Mike Leach: The College Football Playoff Should Have 16 or 64 Teams

July 3, 2012 – 8:30 am by Eric Schmoldt

Mike Leach thinks college football took a step in the right direction in recently announcing the change to a playoff system at the Football Bowl Subdivision level. He simply wishes that step would’ve been a much larger one.

The four-team playoff system is scheduled to go into effect in 2014, a move that Leach — the new coach at Washington State — says is like dipping a toe in the water. Leach hopes they eventually expand it to more teams, and he’s not talking just eight. Leach wants 16, or better yet even 64, teams to go into the playoff bracket.

Mike Leach joined KJR in Seattle to discuss the excitement surrounding Washington State, the new playoff system, how it would work in terms of scheduling, why it would work for the fans and why he doesn’t think it would necessarily hurt anyone academically.
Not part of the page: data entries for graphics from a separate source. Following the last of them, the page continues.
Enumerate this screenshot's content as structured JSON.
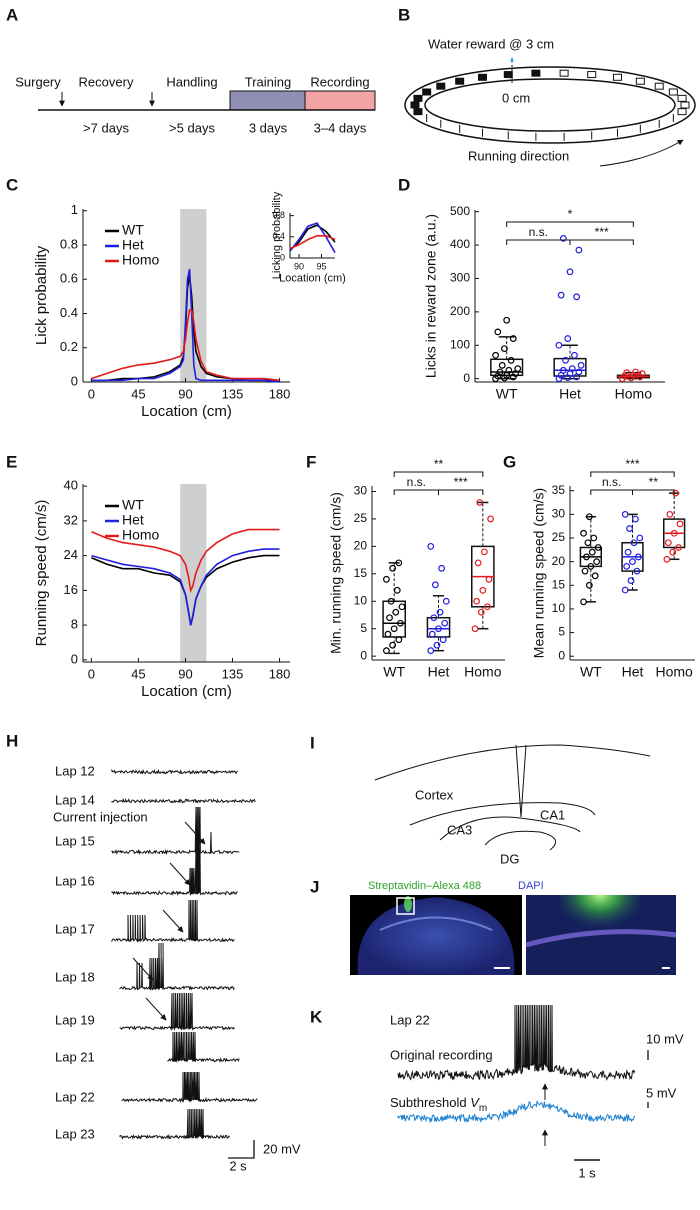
{
  "panels": [
    "A",
    "B",
    "C",
    "D",
    "E",
    "F",
    "G",
    "H",
    "I",
    "J",
    "K"
  ],
  "timeline": {
    "stages": [
      "Surgery",
      "Recovery",
      "Handling",
      "Training",
      "Recording"
    ],
    "durations": [
      ">7 days",
      ">5 days",
      "3 days",
      "3–4 days"
    ]
  },
  "track": {
    "reward": "Water reward @ 3 cm",
    "zero": "0 cm",
    "direction": "Running direction"
  },
  "chart_data": [
    {
      "type": "line",
      "ylabel": "Lick probability",
      "xlabel": "Location (cm)",
      "x": [
        0,
        15,
        30,
        45,
        60,
        75,
        80,
        85,
        88,
        90,
        92,
        94,
        96,
        98,
        100,
        105,
        110,
        120,
        135,
        150,
        165,
        180
      ],
      "series": [
        {
          "name": "WT",
          "color": "#000000",
          "values": [
            0.01,
            0.01,
            0.02,
            0.02,
            0.03,
            0.06,
            0.08,
            0.1,
            0.15,
            0.3,
            0.55,
            0.62,
            0.5,
            0.3,
            0.18,
            0.09,
            0.05,
            0.03,
            0.02,
            0.01,
            0.01,
            0.01
          ]
        },
        {
          "name": "Het",
          "color": "#1f1fe0",
          "values": [
            0.01,
            0.01,
            0.01,
            0.02,
            0.02,
            0.05,
            0.07,
            0.09,
            0.13,
            0.35,
            0.6,
            0.66,
            0.4,
            0.1,
            0.02,
            0.01,
            0.01,
            0.01,
            0.01,
            0.01,
            0.01,
            0
          ]
        },
        {
          "name": "Homo",
          "color": "#e41a1c",
          "values": [
            0.02,
            0.05,
            0.08,
            0.1,
            0.11,
            0.13,
            0.14,
            0.15,
            0.18,
            0.25,
            0.35,
            0.42,
            0.42,
            0.35,
            0.25,
            0.12,
            0.06,
            0.04,
            0.02,
            0.02,
            0.02,
            0.01
          ]
        }
      ],
      "xlim": [
        -8,
        190
      ],
      "xticks": [
        0,
        45,
        90,
        135,
        180
      ],
      "ylim": [
        0,
        1.01
      ],
      "yticks": [
        0,
        0.2,
        0.4,
        0.6,
        0.8,
        1
      ],
      "reward_zone": [
        85,
        110
      ],
      "legend": "upper left"
    },
    {
      "type": "line",
      "ylabel": "Licking probability",
      "xlabel": "Location (cm)",
      "x": [
        88,
        90,
        92,
        94,
        96,
        98
      ],
      "series": [
        {
          "color": "#000000",
          "values": [
            0.15,
            0.3,
            0.55,
            0.62,
            0.5,
            0.3
          ]
        },
        {
          "color": "#1f1fe0",
          "values": [
            0.13,
            0.35,
            0.6,
            0.66,
            0.4,
            0.1
          ]
        },
        {
          "color": "#e41a1c",
          "values": [
            0.18,
            0.25,
            0.35,
            0.42,
            0.42,
            0.35
          ]
        }
      ],
      "xlim": [
        88,
        98
      ],
      "xticks": [
        90,
        95
      ],
      "ylim": [
        0,
        0.85
      ],
      "yticks": [
        0,
        0.4,
        0.8
      ]
    },
    {
      "type": "box",
      "ylabel": "Licks in reward zone (a.u.)",
      "categories": [
        "WT",
        "Het",
        "Homo"
      ],
      "colors": [
        "#000000",
        "#1f1fe0",
        "#e41a1c"
      ],
      "boxes": [
        {
          "whislo": 0,
          "q1": 10,
          "med": 20,
          "q3": 58,
          "whishi": 125
        },
        {
          "whislo": 0,
          "q1": 8,
          "med": 25,
          "q3": 60,
          "whishi": 100
        },
        {
          "whislo": 0,
          "q1": 3,
          "med": 7,
          "q3": 10,
          "whishi": 18
        }
      ],
      "points": [
        [
          0,
          2,
          5,
          8,
          10,
          15,
          20,
          25,
          30,
          40,
          55,
          70,
          90,
          120,
          140,
          175
        ],
        [
          0,
          3,
          5,
          10,
          15,
          20,
          25,
          30,
          40,
          55,
          70,
          100,
          120,
          245,
          250,
          320,
          385,
          420
        ],
        [
          0,
          2,
          5,
          8,
          10,
          15,
          18,
          20
        ]
      ],
      "significance": [
        "*",
        "n.s.",
        "***"
      ],
      "ylim": [
        -10,
        505
      ],
      "yticks": [
        0,
        100,
        200,
        300,
        400,
        500
      ]
    },
    {
      "type": "line",
      "ylabel": "Running speed (cm/s)",
      "xlabel": "Location (cm)",
      "x": [
        0,
        15,
        30,
        45,
        60,
        75,
        85,
        90,
        93,
        95,
        97,
        100,
        105,
        110,
        120,
        135,
        150,
        165,
        180
      ],
      "series": [
        {
          "name": "WT",
          "color": "#000000",
          "values": [
            23.5,
            22,
            21,
            21,
            20,
            19.5,
            18,
            15,
            11,
            8,
            10,
            14,
            17,
            19,
            21,
            22.5,
            23.5,
            24,
            24
          ]
        },
        {
          "name": "Het",
          "color": "#1f1fe0",
          "values": [
            24,
            23,
            22,
            21.5,
            21,
            20,
            18.5,
            15,
            11,
            8,
            10,
            14,
            17,
            19.5,
            22,
            24,
            25,
            25.5,
            25.5
          ]
        },
        {
          "name": "Homo",
          "color": "#e41a1c",
          "values": [
            29.5,
            28,
            27,
            26.5,
            26,
            25,
            24,
            22,
            19,
            16,
            17,
            20,
            23,
            25,
            27,
            29,
            30,
            30,
            30
          ]
        }
      ],
      "xlim": [
        -8,
        190
      ],
      "xticks": [
        0,
        45,
        90,
        135,
        180
      ],
      "ylim": [
        -0.5,
        40.5
      ],
      "yticks": [
        0,
        8,
        16,
        24,
        32,
        40
      ],
      "reward_zone": [
        85,
        110
      ],
      "legend": "upper left"
    },
    {
      "type": "box",
      "ylabel": "Min. running speed (cm/s)",
      "categories": [
        "WT",
        "Het",
        "Homo"
      ],
      "colors": [
        "#000000",
        "#1f1fe0",
        "#e41a1c"
      ],
      "boxes": [
        {
          "whislo": 0.5,
          "q1": 3.5,
          "med": 6,
          "q3": 10,
          "whishi": 17
        },
        {
          "whislo": 1,
          "q1": 3.5,
          "med": 5,
          "q3": 7,
          "whishi": 11
        },
        {
          "whislo": 5,
          "q1": 9,
          "med": 14.5,
          "q3": 20,
          "whishi": 28
        }
      ],
      "points": [
        [
          1,
          2,
          3,
          4,
          5,
          6,
          7,
          8,
          9,
          10,
          12,
          14,
          16,
          17
        ],
        [
          1,
          2,
          3,
          4,
          5,
          6,
          7,
          8,
          10,
          13,
          16,
          20
        ],
        [
          5,
          8,
          9,
          10,
          12,
          14,
          17,
          19,
          25,
          28
        ]
      ],
      "significance": [
        "**",
        "n.s.",
        "***"
      ],
      "ylim": [
        -0.7,
        31
      ],
      "yticks": [
        0,
        5,
        10,
        15,
        20,
        25,
        30
      ]
    },
    {
      "type": "box",
      "ylabel": "Mean running speed (cm/s)",
      "categories": [
        "WT",
        "Het",
        "Homo"
      ],
      "colors": [
        "#000000",
        "#1f1fe0",
        "#e41a1c"
      ],
      "boxes": [
        {
          "whislo": 11.5,
          "q1": 19,
          "med": 21,
          "q3": 23,
          "whishi": 29.5
        },
        {
          "whislo": 14,
          "q1": 18,
          "med": 21,
          "q3": 24,
          "whishi": 30
        },
        {
          "whislo": 20.5,
          "q1": 23,
          "med": 26,
          "q3": 29,
          "whishi": 34.5
        }
      ],
      "points": [
        [
          11.5,
          15,
          17,
          18,
          19,
          20,
          21,
          22,
          23,
          24,
          25,
          26,
          29.5
        ],
        [
          14,
          16,
          18,
          19,
          20,
          21,
          22,
          24,
          25,
          27,
          29,
          30
        ],
        [
          20.5,
          22,
          23,
          24,
          26,
          28,
          30,
          34.5
        ]
      ],
      "significance": [
        "***",
        "n.s.",
        "**"
      ],
      "ylim": [
        -0.8,
        36
      ],
      "yticks": [
        0,
        5,
        10,
        15,
        20,
        25,
        30,
        35
      ]
    }
  ],
  "recordings": {
    "laps": [
      "Lap 12",
      "Lap 14",
      "Lap 15",
      "Lap 16",
      "Lap 17",
      "Lap 18",
      "Lap 19",
      "Lap 21",
      "Lap 22",
      "Lap 23"
    ],
    "annotation": "Current injection",
    "scale_time": "2 s",
    "scale_voltage": "20 mV"
  },
  "anatomy": {
    "regions": [
      "Cortex",
      "CA3",
      "CA1",
      "DG"
    ]
  },
  "histology": {
    "stain_1": "Streptavidin–Alexa 488",
    "stain_2": "DAPI"
  },
  "example": {
    "lap": "Lap 22",
    "trace_1": "Original recording",
    "scale_1": "10 mV",
    "trace_2_prefix": "Subthreshold ",
    "trace_2_symbol": "V",
    "trace_2_subscript": "m",
    "scale_2": "5 mV",
    "scale_time": "1 s"
  }
}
Does the excitement you’ve seen from the fans since you took over exceed even what you thought it might be like?:

“I think that’s what makes sports special. I think that’s why it’s on TV more now than ever before. I think that’s why fans get bigger. Coaches and players, that’s certainly a significant part of it, but what really makes the experience big is the opportunity to share it with fans. … Even people that want  you to go down, that’s exhilarating, too. I mean, just the whole collection of people taking interest in a specific game, that’s what magnifies it. … It’s really fulfilling for my staff and my team and everyone’s working hard and doing the best job that they can.”

Where do you stand on the new playoff system?:

“I’d do some stuff different. First of all, I think the thing’s very positive and I think it’s a step in the right direction. I think that everybody, five years ago, [they] thought this playoff thing would be over in a couple months. The thing is, it’s lasted, it’s withstood, all those things. … I think that it’s good. The NCAA doesn’t typically plunge into the pool, they’ll dip their foot in first. And that’s basically what they did. If this works out well, I think they’ll expand it. I do think it’s positive. If you have a bigger field that goes into the playoffs, then it reduces the politics as far as who gets in. And then, of course, if you make it through the gauntlet … you deserve to be national champion. … I think it should be 16 teams or more. I’d like 64. I think, in the end, if you play in the finals, you should play 16 games.”

More on that playoff idea:

“The other thing I think is important on this thing is that period from mid-November to mid- to late-December has literally been a free for all to the NFL, to the point where they scatter their games all over the week. That’s a huge market and there’s a huge interest in football that time of year. I think it would be good financially for the colleges to capitalize on that a little more and I think if you expand the playoffs, that’ll give you the opportunity to do that.”

Comparing Gonzaga’s basketball situation to what could happen in football with his system:

“I think people would take an interest in it. Regardless of the team’s in a playoff game or location with the promise that the winner advances. … For example, Gonzaga. Gonzaga, in basketball, has thrilled America by what they’ve done basketball-wise as they’ve won games and beat people they shouldn’t and advanced through things. All over the country, there are people who don’t even know what city Gonzaga is in, they don’t know how to pronounce Gonzaga necessarily, but in their mind, they’re Gonzaga fans … because of the exposure they’ve had in this setting and the opportunity to advance.”

Would you be concerned about academics with a schedule like that?:

“I think academics always comes into play and I think with all these people getting into this, pay players and this, that and the other thing. … Let’s educate America and give people opportunities in that fashion and they’re already getting opportunities in the NFL if they measure up. … Academics is always vitally important. … The thing with the academic stuff is football is the least intrusive sport, academically. Football is one game. You spend very few days on the road. You’d have to make the two blend together, but I think it’s easier to do with football.”